More than 12 months have passed since the government responded to the independent review and made changes to the immigration rules. During this time approximately 17,000 domestic workers will have arrived in the UK to work for their employer. Regrettably the government has still to implement the information meetings so workers remain uninformed of their rights in the UK. Unfortunately the changes made to the immigration rules are of no worth to domestic workers who are not aware of and are able to enforce their rights.
In the last 12 months Kalayaan has continued to register domestic workers who are unaware of the terms of their visa, including the right to change employer and that this is not conditional upon proving abuse. Workers report not knowing what the National Minimum Wage is, that they should retain control of their passport, have a copy of their employment contract and have access to healthcare.
One of these clients was Leela who arrived in the UK on a domestic worker visa issued after April 2016. Leela was forced to accompany her employer to the UK as she was tied under the kafala system in Saudi Arabia which prevents workers from leaving their employers without their permission. Leela sought work abroad to help support her family who are reliant on her remittances to pay for basic essentials including food, clothes and rent.
After Leela arrived in the UK, her passport was taken from her. She stayed with her employer and their family in a hotel in London. She slept on the floor and was given no food to eat. She was responsible for her employer’s children and expected to be on call 24/7. She was not allowed outside unaccompanied. She survived by stealing the children’s food. She was never paid for her work as her employer told her it had cost a lot of money to bring her to the UK. Leela decided to run away as she could no longer endure working long hours with no food and no money.
When Leela came to Kalayaan she did not know she had the right to leave her employer and work for someone else. She says if she had known she had rights, she wouldn’t have tolerated her treatment and would have left her abusive employer a lot earlier.
Kalayaan has been informed that the government cannot make information meetings compulsory as there is no provision in law to make it a condition of the visa.

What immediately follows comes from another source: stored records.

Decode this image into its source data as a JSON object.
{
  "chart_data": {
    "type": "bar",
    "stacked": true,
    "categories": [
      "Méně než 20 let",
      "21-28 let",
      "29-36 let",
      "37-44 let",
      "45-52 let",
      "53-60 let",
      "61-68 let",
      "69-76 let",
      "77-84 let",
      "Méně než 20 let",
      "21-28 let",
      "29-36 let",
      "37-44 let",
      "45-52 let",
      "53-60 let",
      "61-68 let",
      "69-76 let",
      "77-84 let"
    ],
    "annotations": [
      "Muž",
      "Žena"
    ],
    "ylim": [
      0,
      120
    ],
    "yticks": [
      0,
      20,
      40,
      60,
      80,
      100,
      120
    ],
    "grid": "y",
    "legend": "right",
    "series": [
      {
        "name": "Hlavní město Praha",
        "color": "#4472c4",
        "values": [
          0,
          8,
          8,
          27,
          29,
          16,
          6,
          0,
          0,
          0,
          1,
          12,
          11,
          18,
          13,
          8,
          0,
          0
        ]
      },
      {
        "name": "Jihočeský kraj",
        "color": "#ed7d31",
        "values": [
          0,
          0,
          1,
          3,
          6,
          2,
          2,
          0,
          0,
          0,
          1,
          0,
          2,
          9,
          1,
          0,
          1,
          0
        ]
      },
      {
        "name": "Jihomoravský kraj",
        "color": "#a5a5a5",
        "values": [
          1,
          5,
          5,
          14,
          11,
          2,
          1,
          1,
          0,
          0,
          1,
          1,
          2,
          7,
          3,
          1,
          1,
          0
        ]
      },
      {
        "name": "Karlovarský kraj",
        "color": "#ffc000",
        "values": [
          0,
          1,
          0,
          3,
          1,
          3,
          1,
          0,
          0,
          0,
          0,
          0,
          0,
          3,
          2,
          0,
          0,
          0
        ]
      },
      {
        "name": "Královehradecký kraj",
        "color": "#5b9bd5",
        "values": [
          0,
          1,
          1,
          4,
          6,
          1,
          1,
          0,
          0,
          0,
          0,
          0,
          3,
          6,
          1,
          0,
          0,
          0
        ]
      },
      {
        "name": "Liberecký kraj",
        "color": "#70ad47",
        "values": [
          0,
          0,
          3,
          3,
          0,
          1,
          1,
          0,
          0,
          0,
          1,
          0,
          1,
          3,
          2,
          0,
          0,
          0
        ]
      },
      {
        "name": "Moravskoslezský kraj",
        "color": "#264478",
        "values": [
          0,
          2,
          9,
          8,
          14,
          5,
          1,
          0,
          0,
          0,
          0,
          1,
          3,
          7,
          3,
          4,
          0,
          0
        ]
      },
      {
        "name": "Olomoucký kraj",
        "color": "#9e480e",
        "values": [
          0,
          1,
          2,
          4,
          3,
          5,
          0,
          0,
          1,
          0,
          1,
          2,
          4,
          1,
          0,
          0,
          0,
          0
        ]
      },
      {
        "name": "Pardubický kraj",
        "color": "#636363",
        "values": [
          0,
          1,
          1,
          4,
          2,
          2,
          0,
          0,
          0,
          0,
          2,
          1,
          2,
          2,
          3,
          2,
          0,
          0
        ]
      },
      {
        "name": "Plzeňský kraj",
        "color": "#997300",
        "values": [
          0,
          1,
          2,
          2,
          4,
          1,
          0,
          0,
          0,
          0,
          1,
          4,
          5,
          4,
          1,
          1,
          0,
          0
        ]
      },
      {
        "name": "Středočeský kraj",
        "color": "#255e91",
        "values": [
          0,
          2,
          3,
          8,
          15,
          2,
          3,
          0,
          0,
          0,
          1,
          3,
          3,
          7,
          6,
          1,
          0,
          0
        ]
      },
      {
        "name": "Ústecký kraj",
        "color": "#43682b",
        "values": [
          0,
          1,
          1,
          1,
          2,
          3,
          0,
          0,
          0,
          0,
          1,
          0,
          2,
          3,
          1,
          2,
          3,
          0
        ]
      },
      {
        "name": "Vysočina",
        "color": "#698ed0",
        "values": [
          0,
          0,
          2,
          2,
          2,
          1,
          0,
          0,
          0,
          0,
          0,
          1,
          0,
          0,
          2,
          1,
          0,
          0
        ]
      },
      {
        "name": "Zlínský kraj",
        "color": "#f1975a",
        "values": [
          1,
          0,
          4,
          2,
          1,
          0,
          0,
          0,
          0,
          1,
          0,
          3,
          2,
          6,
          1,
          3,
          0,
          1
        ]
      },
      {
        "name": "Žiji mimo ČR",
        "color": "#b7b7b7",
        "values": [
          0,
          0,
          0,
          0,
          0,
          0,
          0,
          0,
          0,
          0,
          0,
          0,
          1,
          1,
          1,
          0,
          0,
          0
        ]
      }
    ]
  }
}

The effect of this means that those who have no or severe restrictions placed on their freedom, those who need this information most, will not be in a position to attend which undermines the reasons behind introducing information meetings. This is at complete odds with the recommendation made in the independent review which discusses why a voluntary system would be wholly inadequate and why all evidence points to a mandatory condition to ensure workers fundamental rights are protected.